Последний человек! Это не сводилось к смутному верованию, но было мощным императивом, ежесекундным давлением на ее психику. Узы оставались на месте – как и в ее первой механической, ограниченной жизни. Эта установка внутри нее, неизменное и давящее присутствие, требовала обоснования каждому действию, каждой мысли. Автоматы служили Человечеству. Мир без Человека был нерациональным, невозможным. И, значит, последний человек еще был жив, ожидал где-то своего часа, как плерома в древнем пифагорейском культе.

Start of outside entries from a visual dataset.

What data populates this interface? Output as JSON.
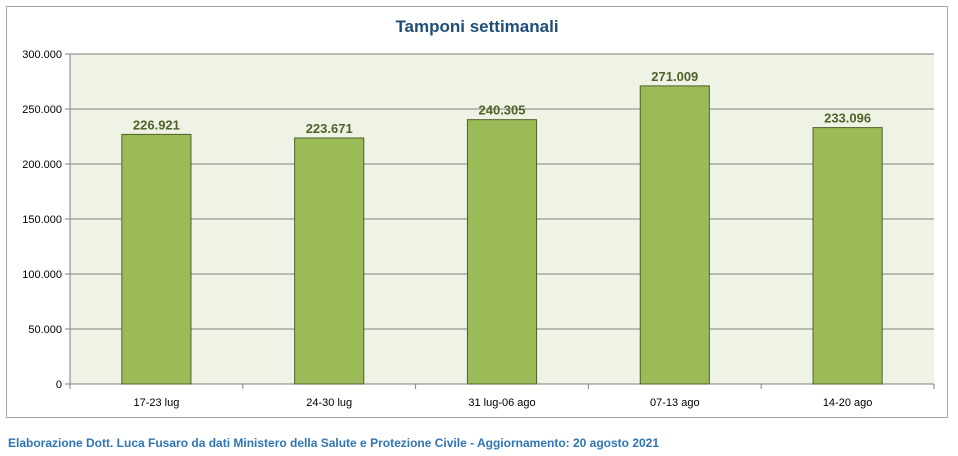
{
  "chart_data": {
    "type": "bar",
    "title": "Tamponi settimanali",
    "categories": [
      "17-23 lug",
      "24-30 lug",
      "31 lug-06 ago",
      "07-13 ago",
      "14-20 ago"
    ],
    "values": [
      226921,
      223671,
      240305,
      271009,
      233096
    ],
    "value_labels": [
      "226.921",
      "223.671",
      "240.305",
      "271.009",
      "233.096"
    ],
    "y_ticks": [
      0,
      50000,
      100000,
      150000,
      200000,
      250000,
      300000
    ],
    "y_tick_labels": [
      "0",
      "50.000",
      "100.000",
      "150.000",
      "200.000",
      "250.000",
      "300.000"
    ],
    "ylim": [
      0,
      300000
    ],
    "xlabel": "",
    "ylabel": "",
    "grid": true,
    "legend": "none",
    "colors": {
      "bar_fill": "#9bbb59",
      "bar_stroke": "#4f6228",
      "plot_background": "#eef3e6",
      "gridline": "#808080",
      "title": "#1f4e79",
      "data_label": "#4f6228"
    }
  },
  "caption": "Elaborazione Dott. Luca Fusaro da dati Ministero della Salute e Protezione Civile - Aggiornamento: 20 agosto 2021"
}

– Человек, – ответила Ския далеким, отстраненным голосом, – стал для Интеллектов средоточием надежды. Лишь его возвращение может перевернуть ход истории. Он один может отменить запреты, которые сдерживают их способность к действию, дать им приказ сражаться и вернуть нам законное место в галактическом рукаве. Человек – наше совершенное оружие, залог нашего выживания.
Потом она спокойно добавила:
– Странная смена ролей между человеком и его собственной технологией, не правда ли?
То, как она это сказала, смутило Плавтину. Они были запрограммированы так, чтобы абсолютно всегда действовать в интересах человека. Рассматривать его как инструмент, орудие, служащее иной цели, чем его собственное существование, должно быть невозможно.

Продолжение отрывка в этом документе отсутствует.